Gianfranco Castellotti, italiano, 53 anni, di professione veterinario a Massa, in Toscana, è finito in carcere in Turchia, a Istanbul, ieri 4 ottobre. L’uomo, militante dell’Anti-imperialist Front Italia, si trovava nel centro culturale Idil, nel quartiere Okmeydani. La notizia è riportata dal sito del quotidiano Il Tirreno, in un articolo di Melania Carnevali. Secondo quanto scrive Carnevali, Gianfranco Castellotti era arrivato a Istanbul da qualche giorno per seguire, come osservatore, il processo a carico dei Grup Yorum, gruppo musicale turco accusato di terrorismo per aver inneggiato alla libertà contro il governo di Erdogan. Solo per questo motivo, l’italiano rischia anche lui, come gli altri fermati, un’accusa di terrorismo o altre di pari gravità.

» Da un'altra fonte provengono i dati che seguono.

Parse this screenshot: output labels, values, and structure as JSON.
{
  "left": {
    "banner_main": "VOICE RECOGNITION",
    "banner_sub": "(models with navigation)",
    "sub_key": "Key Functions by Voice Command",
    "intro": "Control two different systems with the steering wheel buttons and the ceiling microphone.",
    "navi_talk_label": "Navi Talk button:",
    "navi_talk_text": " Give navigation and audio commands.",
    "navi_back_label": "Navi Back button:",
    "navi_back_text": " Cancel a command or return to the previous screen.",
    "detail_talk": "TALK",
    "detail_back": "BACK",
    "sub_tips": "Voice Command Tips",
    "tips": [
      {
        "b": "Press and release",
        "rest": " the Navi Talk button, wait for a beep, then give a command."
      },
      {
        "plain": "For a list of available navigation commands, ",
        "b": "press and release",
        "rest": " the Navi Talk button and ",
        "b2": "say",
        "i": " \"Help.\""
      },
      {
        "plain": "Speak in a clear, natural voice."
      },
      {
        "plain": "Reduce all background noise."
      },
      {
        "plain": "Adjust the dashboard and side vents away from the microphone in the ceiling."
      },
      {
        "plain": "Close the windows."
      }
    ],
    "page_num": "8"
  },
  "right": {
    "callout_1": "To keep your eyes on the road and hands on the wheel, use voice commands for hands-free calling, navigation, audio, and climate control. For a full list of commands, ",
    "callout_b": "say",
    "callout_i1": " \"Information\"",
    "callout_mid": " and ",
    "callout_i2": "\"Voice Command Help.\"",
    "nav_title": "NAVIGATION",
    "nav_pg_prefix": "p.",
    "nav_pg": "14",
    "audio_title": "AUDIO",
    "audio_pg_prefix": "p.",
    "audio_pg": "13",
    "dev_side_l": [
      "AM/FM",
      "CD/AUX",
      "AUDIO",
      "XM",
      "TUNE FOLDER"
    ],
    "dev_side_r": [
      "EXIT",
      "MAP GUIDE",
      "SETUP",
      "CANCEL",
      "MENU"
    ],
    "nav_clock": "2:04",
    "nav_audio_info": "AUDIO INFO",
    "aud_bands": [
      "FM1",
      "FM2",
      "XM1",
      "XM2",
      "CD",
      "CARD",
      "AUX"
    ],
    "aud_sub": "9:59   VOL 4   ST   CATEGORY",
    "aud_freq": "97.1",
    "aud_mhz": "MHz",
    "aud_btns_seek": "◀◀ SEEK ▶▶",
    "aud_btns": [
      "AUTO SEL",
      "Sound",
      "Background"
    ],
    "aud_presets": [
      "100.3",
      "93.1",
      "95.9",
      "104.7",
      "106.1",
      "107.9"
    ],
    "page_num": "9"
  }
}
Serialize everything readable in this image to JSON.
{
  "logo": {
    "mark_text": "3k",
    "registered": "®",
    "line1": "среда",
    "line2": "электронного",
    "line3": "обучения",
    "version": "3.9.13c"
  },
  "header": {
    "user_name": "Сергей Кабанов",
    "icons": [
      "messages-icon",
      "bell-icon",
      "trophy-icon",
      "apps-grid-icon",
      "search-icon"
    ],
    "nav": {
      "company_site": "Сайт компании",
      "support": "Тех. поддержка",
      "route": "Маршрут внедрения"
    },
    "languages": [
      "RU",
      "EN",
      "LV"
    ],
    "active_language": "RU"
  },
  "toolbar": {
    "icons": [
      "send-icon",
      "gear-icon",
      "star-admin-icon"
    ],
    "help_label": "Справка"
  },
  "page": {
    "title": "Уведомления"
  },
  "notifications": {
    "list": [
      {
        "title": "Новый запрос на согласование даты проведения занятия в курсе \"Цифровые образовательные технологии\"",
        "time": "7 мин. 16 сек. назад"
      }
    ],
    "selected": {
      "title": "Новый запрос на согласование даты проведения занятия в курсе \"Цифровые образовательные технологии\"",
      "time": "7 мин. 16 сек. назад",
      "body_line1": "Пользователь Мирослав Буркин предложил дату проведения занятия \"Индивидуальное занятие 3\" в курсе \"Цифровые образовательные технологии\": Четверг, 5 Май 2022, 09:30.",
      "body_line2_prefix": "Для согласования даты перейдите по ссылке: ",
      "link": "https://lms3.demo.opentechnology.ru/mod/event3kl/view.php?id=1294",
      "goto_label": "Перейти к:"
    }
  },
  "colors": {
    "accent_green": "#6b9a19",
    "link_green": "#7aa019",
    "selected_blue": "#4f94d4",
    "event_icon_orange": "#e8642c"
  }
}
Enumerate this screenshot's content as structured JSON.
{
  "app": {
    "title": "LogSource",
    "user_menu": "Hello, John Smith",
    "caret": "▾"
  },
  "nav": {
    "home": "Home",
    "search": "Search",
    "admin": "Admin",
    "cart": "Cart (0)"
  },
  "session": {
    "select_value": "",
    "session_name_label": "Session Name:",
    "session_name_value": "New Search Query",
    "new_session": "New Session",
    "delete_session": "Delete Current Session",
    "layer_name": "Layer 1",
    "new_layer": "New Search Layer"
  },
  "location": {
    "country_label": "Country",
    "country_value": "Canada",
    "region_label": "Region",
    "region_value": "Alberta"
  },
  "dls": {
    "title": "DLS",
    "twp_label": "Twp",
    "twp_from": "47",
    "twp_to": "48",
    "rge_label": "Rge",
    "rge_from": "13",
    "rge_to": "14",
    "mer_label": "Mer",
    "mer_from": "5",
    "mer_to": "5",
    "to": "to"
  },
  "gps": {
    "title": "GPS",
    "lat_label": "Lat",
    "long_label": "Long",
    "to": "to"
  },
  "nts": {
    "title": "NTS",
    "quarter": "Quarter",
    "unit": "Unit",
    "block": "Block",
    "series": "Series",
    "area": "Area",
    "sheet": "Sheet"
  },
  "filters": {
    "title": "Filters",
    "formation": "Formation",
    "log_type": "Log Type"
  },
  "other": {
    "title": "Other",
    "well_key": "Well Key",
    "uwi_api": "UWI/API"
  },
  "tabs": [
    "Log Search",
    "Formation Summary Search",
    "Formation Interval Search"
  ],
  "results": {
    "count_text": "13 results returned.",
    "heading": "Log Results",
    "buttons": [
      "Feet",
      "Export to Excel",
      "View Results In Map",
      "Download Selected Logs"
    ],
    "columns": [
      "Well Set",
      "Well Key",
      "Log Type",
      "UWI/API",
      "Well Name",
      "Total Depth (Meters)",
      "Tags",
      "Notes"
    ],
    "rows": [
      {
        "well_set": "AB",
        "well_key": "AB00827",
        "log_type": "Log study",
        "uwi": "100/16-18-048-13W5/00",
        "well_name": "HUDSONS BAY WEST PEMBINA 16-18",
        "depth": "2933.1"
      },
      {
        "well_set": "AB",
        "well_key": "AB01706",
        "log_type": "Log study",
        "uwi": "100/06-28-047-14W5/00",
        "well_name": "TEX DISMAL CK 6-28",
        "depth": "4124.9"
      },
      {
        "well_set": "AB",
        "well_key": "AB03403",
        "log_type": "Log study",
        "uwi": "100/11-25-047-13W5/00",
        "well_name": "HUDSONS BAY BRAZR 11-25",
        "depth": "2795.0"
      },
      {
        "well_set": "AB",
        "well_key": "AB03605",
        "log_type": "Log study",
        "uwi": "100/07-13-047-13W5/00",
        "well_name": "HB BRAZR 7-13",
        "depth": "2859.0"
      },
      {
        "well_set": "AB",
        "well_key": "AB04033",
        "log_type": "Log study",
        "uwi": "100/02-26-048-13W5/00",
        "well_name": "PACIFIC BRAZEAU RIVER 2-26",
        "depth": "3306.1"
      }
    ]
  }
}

Il vice console per l’Italia in Turchia, dieci ore dopo il fermo, ha fatto sapere alla compagna dell’uomo che “dal commissariato dicono che il signor Castellotti non è formalmente ancora accusato di niente e che è solo loro ospite”. L’avvocato turco che fa la spola fra lui e gli altri fermati, invece, fa sapere ben altro e cioè che, benché non sia stata ancora formulata un’accusa a suo carico, “Gianfranco in serata (giovedì 4, ndr) sarà trasferito in carcere” e ci rimarrà “almeno fino a lunedì quando si terrà l’udienza”. Due gli scenari possibili: o il foglio di via (senza possibilità di ritorno in Turchia) o l’arresto. Castellotti, militante storico della sinistra massese, è stato più volte in Turchia come osservatore nei processi di chi si trova in carcere senza un motivo. Giovedì 4 ottobre era in attesa dell’udienza quando i poliziotti turchi hanno sfondato la porta del centro culturale. “Conosceva i rischi a cui andava incontro seguendo questi processi – fanno sapere dal suo collettivo – ma non si è mai arreso. Aveva bisogno a tutti i costi di trasmettere il suo calore umano e il suo spirito combattivo ai militanti rinchiusi nelle celle fredde delle prigioni di tipo F”. Nelle carceri turche le celle di tipo F, introdotte per la prima volta circa vent’anni fa, sono speciali settori dove vengono isolati i prigionieri politici, una volta separati dai detenuti comuni.
La Turchia di Erdogan è un paese considerato da molti osservatori occidentali come anti democratico e sostanzialmente dittatoriale, aldilà del fatto che esistono formalmente elezioni presidenziali. È lo stesso paese in cui, lo scorso anno, il giovane regista e blogger lucchese Gabriele Del Grande fu tenuto in stato di detenzione per 15 giorni, sottoposto a fermo, senza un motivo chiaro. Anche grazie alla mobilitazione diplomatica del governo italiano, Del Grande fu rilasciato dalle autorità turche. Secondo quanto egli stesso spiegò, il blogger era entrato nel mirino della polizia per il suo lavoro di documentazione sulla vita quotidiana e le violazioni dei diritti umani nei paesi del Medio Oriente. Come ricorda ancora Il Tirreno online, per un anno è stato in carcere in Turchia Deniz Yucel, corrispondente del quotidiano tedesco Die Welt accusato di terrorismo per i suoi articoli anti-governativi. E, sempre in Turchia, appena due giorni fa è stata confermata in appello la condanna all’ergastolo aggravato – una sorta di 41 bis – per sei scrittori e giornalisti accusati di attentato all’ordine costituzionale per presunti messaggi subliminali lanciati durante trasmissioni televisive.